A GEN woman opened the door, the tattoo on her left cheek a glittering silver against her light-brown skin. She glanced at Kayla’s tattoo, her dark gaze narrowing like Harg’s had. Kayla could see the woman’s unease and suspicion, could almost hear her wondering if Kayla was genuine.

Kayla couldn’t blame her. Two months ago, the safe house in neighboring Fen sector had been discovered by the Brigade. Despite using the secret exits, a dozen GENs had been spotted escaping. They’d all either been reset or had their DNA redistributed.

The Kinship needed close to a year to excavate and equip a safe house. Until two weeks ago, when the Kinship finished this one under Qaf’s seventeenth warren, Kayla and Risa had had to cross over to the Northeast Territory to deliver packets.

Kayla accessed her annexed brain for the Qaf safe house code phrase. “Have you seen my prayer mirror?” she asked. “I lost it during the Festival of the Prophets.”

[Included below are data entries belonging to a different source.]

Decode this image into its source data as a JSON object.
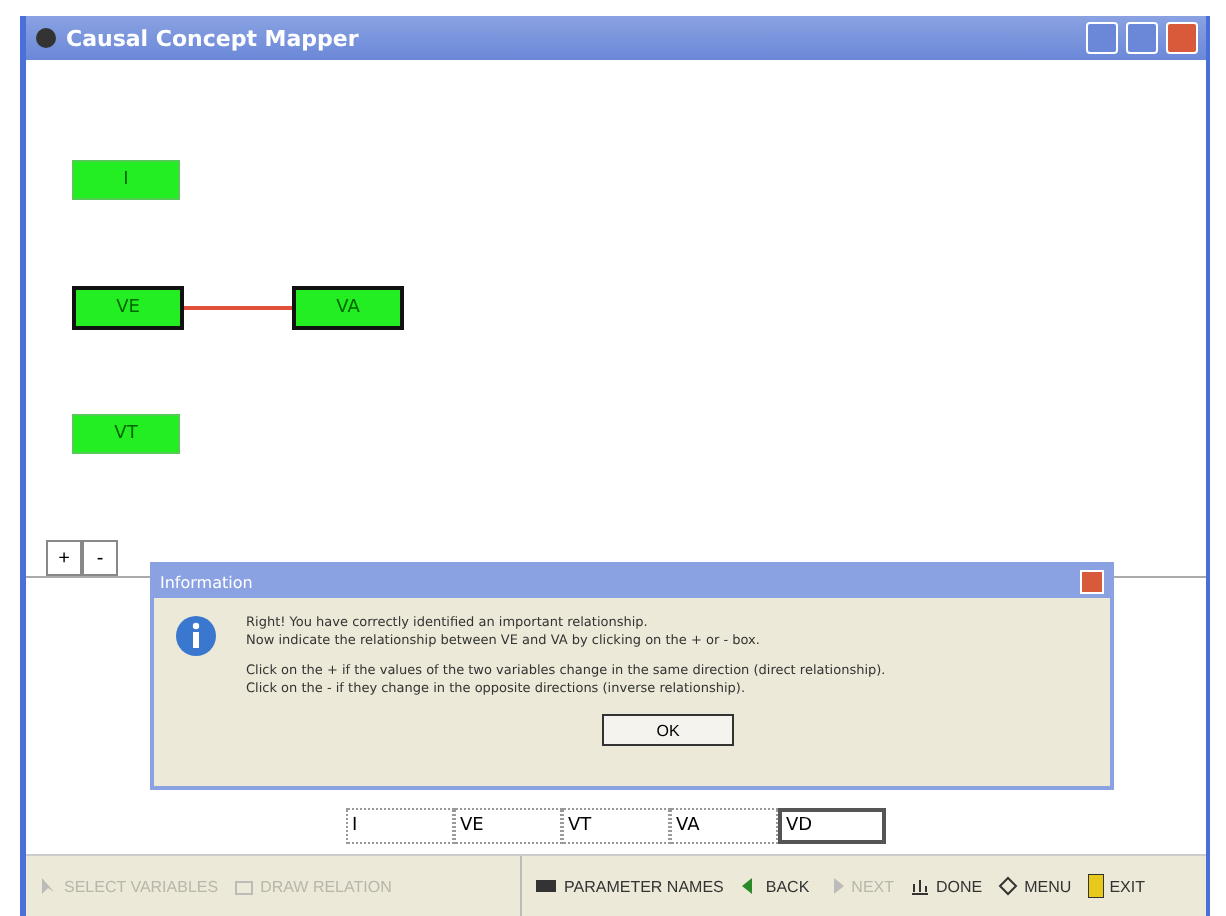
{
  "window": {
    "title": "Causal Concept Mapper"
  },
  "node_rows": [
    {
      "nodes": [
        {
          "label": "I",
          "bold_border": false
        }
      ]
    },
    {
      "linked": true,
      "nodes": [
        {
          "label": "VE",
          "bold_border": true
        },
        {
          "label": "VA",
          "bold_border": true
        }
      ]
    },
    {
      "nodes": [
        {
          "label": "VT",
          "bold_border": false
        }
      ]
    }
  ],
  "sign_buttons": [
    "+",
    "-"
  ],
  "dialog": {
    "title": "Information",
    "paragraphs": [
      "Right! You have correctly identified an important relationship.\nNow indicate the relationship between VE and VA by clicking on the + or - box.",
      "Click on the + if the values of the two variables change in the same direction (direct relationship).\nClick on the - if they change in the opposite directions (inverse relationship)."
    ],
    "button": "OK"
  },
  "variables": [
    {
      "label": "I",
      "selected": false
    },
    {
      "label": "VE",
      "selected": false
    },
    {
      "label": "VT",
      "selected": false
    },
    {
      "label": "VA",
      "selected": false
    },
    {
      "label": "VD",
      "selected": true
    }
  ],
  "toolbar_left": [
    {
      "label": "SELECT VARIABLES",
      "disabled": true
    },
    {
      "label": "DRAW RELATION",
      "disabled": true
    }
  ],
  "toolbar_right": [
    {
      "label": "PARAMETER NAMES",
      "disabled": false
    },
    {
      "label": "BACK",
      "disabled": false
    },
    {
      "label": "NEXT",
      "disabled": true
    },
    {
      "label": "DONE",
      "disabled": false
    },
    {
      "label": "MENU",
      "disabled": false
    },
    {
      "label": "EXIT",
      "disabled": false
    }
  ]
}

“I haven’t, but I have a spare I can lend you,” the woman answered. She gave Kayla a small, tense smile. “I’m Bala.”

“Kayla.”

After another moment’s hesitation, Bala stepped aside and let Kayla in. This was a single person’s flat, much smaller than the one her nurture mother, Tala, lived in. Just one room, with a bed in the corner and the kitchen stuffed into an alcove smaller than Teki’s office. No washroom, of course, since GENs had to make do with a communal setup.

Bala led the way to the kitchen alcove. “I leave for my warehouse shift in an hour. I can’t be late.”

“This won’t take long,” Kayla said. “Just a quick delivery.”

Worry still pinched Bala’s face, but she motioned to the counter where Kayla could set the crate. The synth-protein inside would be distributed in the warren.

Bala put her hand in the pocket of her full skirt, to grip her prayer mirror, Kayla guessed. Bala’s lips moved as she muttered a silent prayer.

Done with her entreaty, Bala pressed a section of floor beside the radiant stove. A square of plasscine popped up. Bala lifted it out of the way to reveal a dark hole barely a meter wide.

Kayla had contended with worse. She was slender and short in stature, so it wasn’t much trouble to lower herself into the hole and descend the ladder. Once she was low enough, she heard the thump of the piece of floor replaced, snuffing all light. She didn’t mind that either. She could make her way to the safe house just feeling her way along the tunnel below.

She reached the bottom and had just started to turn when a hand dropped on her shoulder.

She swallowed back a shriek, terror ripping through her
that this had been a trap, that she’d been directed here just to be arrested by the Brigade. She had nowhere to escape. The tunnel was blocked by whoever had touched her and certainly there would be more enforcers waiting at the top of the ladder.